Quantum Circuits Are Just a Phase
Chris Heunen, Louis Lemonnier, Christopher McNally, Alex Rice
TL;DR
This work introduces a phase-centric combinator language for quantum programs that abstracts away from gate-level circuits while retaining universality; a global phase operator and a quantum 'if let' enable decomposition into eigenspaces and controlled unitaries. The authors demonstrate that this minimal language can derive a universal gate set and naturally express key algorithms, including Grover, QFT, Hamiltonian simulation, QSP, and QET, through concise pattern-based constructs. A prototype compiler translates high-level terms into circuits, and a categorical denotational semantics provides soundness guarantees, offering a principled path toward more scalable and readable quantum programming. Collectively, the approach promises to align quantum software more closely with linear-algebraic reasoning and formal semantics, facilitating higher-level reasoning, optimization, and verification. The work thus marks a significant step in abstracting quantum programming away from low-level circuits toward structured, semantically grounded representations.
Abstract
Quantum programs today are written at a low level of abstraction - quantum circuits akin to assembly languages - and the unitary parts of even advanced quantum programming languages essentially function as circuit description languages. This state of affairs impedes scalability, clarity, and support for higher-level reasoning. More abstract and expressive quantum programming constructs are needed. To this end, we introduce a simple syntax for generating unitaries from "just a phase"; we combine a (global) phase operation that captures phase shifts with a quantum analogue of the "if let" construct that captures subspace selection via pattern matching. This minimal language lifts the focus from gates to eigendecomposition, conjugation, and controlled unitaries; common building blocks in quantum algorithm design. We demonstrate several aspects of the expressive power of our language in several ways.
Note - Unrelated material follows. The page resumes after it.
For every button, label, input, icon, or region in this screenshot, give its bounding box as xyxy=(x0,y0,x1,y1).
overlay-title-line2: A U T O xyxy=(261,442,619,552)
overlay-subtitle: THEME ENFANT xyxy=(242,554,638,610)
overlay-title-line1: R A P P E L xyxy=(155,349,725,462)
Firstly, we establish that our representation is universal by deriving a universal quantum gate set. Secondly, we show that important quantum algorithms can be expressed naturally and concisely, including Grover's search algorithm, Hamiltonian simulation, Quantum Fourier Transform, Quantum Signal Processing, and the Quantum Eigenvalue Transformation. Furthermore, we give clean denotational semantics grounded in categorical quantum mechanics. Finally, we implement a prototype compiler that efficiently translates terms of our language to quantum circuits, and prove that it is sound with respect to these semantics. Collectively, these contributions show that this construct offers a principled and practical step toward more abstract and structured quantum programming.